Police investigating racist road rage incident in Montgomery County
GERMANTOWN, Md. (FOX 5 DC) - Montgomery County police are investigating after a racist road rage encounter that was caught on camera.
A Gaithersburg man recorded as another driver opened his car door, called him a racial slur and threatened his life.
"People don't believe you when you say something like this happens," said Crispin Cole. "And this one, I got tired of it."
Cole said he was driving on Frederick Road in Germantown on Wednesday afternoon and stopped prior to a red light to let traffic turn onto the road.
"This fellow behind me got upset, but it was a red light," Cole said. "And he just wanted me to move forward and block the intersection, but I didn't do it. So I saw in my rearview mirror he was flicking me off and I kept seeing him mouth the n-word."

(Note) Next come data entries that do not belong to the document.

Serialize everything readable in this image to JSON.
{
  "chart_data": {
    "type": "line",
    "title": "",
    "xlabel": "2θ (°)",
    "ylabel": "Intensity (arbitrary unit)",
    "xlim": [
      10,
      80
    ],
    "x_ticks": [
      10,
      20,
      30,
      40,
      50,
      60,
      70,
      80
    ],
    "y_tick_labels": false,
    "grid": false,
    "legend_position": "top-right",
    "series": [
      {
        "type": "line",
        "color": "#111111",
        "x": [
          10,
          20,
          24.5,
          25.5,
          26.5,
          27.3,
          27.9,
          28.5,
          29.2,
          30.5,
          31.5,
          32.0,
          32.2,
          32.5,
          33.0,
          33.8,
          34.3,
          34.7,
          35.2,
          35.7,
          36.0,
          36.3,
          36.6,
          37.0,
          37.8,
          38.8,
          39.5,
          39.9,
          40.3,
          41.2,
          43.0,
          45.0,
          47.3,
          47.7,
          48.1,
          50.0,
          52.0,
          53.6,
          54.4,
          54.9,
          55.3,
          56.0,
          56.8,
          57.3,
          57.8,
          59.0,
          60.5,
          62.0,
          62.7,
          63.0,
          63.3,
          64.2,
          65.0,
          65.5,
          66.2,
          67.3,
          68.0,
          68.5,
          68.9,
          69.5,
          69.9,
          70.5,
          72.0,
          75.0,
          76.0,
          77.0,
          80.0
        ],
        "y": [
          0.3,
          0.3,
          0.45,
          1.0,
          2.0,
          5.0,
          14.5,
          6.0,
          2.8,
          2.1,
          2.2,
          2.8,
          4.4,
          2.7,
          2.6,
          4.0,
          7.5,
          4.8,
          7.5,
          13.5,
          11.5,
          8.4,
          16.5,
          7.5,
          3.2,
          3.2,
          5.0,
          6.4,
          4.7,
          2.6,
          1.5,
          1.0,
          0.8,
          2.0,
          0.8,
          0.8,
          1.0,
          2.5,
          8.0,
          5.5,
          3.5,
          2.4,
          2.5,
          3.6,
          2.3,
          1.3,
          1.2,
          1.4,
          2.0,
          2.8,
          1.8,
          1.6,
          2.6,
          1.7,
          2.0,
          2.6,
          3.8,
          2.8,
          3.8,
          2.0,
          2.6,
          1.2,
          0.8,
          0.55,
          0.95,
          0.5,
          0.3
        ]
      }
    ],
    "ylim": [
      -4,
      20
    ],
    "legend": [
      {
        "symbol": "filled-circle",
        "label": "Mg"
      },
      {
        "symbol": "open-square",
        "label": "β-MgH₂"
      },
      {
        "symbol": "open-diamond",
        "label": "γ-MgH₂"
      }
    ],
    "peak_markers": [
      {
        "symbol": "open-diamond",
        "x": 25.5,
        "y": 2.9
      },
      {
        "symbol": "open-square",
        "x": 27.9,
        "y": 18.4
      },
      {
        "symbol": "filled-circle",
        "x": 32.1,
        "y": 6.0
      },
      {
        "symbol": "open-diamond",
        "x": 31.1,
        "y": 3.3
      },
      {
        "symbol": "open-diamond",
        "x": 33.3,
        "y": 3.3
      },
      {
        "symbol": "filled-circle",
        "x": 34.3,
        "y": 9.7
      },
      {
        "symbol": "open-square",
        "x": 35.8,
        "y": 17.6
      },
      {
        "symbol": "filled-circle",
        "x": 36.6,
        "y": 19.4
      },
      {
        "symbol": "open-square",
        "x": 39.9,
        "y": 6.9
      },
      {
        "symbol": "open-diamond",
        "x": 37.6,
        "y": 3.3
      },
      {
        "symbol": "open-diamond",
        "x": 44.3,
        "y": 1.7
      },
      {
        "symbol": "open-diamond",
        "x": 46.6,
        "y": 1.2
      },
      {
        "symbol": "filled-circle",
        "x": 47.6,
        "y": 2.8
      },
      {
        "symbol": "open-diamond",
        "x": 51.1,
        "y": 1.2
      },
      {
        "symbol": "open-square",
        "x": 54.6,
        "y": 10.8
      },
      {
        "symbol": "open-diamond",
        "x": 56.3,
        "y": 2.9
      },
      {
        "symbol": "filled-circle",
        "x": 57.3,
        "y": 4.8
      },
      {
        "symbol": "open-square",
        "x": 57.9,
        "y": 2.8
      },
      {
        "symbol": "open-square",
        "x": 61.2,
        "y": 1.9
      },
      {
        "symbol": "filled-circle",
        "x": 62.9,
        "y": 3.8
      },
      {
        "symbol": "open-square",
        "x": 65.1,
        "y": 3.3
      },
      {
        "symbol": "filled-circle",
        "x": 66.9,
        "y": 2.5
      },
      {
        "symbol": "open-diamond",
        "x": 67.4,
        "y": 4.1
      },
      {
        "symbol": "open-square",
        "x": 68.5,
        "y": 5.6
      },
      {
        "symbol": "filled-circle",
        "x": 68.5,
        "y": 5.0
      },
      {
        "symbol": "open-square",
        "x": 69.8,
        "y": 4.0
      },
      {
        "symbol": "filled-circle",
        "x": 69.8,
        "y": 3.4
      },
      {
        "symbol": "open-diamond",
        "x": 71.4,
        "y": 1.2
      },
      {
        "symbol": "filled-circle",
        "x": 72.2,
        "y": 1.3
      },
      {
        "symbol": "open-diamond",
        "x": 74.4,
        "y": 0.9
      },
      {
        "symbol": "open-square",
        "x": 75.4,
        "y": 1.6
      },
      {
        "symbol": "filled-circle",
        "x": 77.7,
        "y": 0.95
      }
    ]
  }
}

He said when the light turned green, the man rolled down his window, drove by him and threatened to kill him.
Cole said he decided to follow the man so he could record him. He said he did it because people often don't believe that things like this happen, though he acknowledges following the driver was risky and something he wouldn't do again.
In the video he recorded next, the man opens the car door, calls Cole the n-word and says, "I'll (expletive) kill you."
Cole said immediately after the incident, he took the video to Montgomery County Police. A department spokesman says an investigation is underway, though it's unclear if any crime was committed.
He said police want to look at the entire incident since only part of it was recorded.
The driver's license plate is in the recording, so investigators are confident they'll track him down.
"I'm sure if you meet him and speak to him, he would say he doesn't see color. That probably he has a cousin who is married to a black man," said Cole.
He said what happened wasn't particularly surprising because his skin color and accent have made him a target in the past.
Cole, who has an MBA and is looking for a government job or one in international development, said while he wanted to document the encounter, he doesn't plan to dwell on it.
"I don't see America as that," he said. "America is a beautiful, wonderful country and that's what I focus on when stuff like this happens."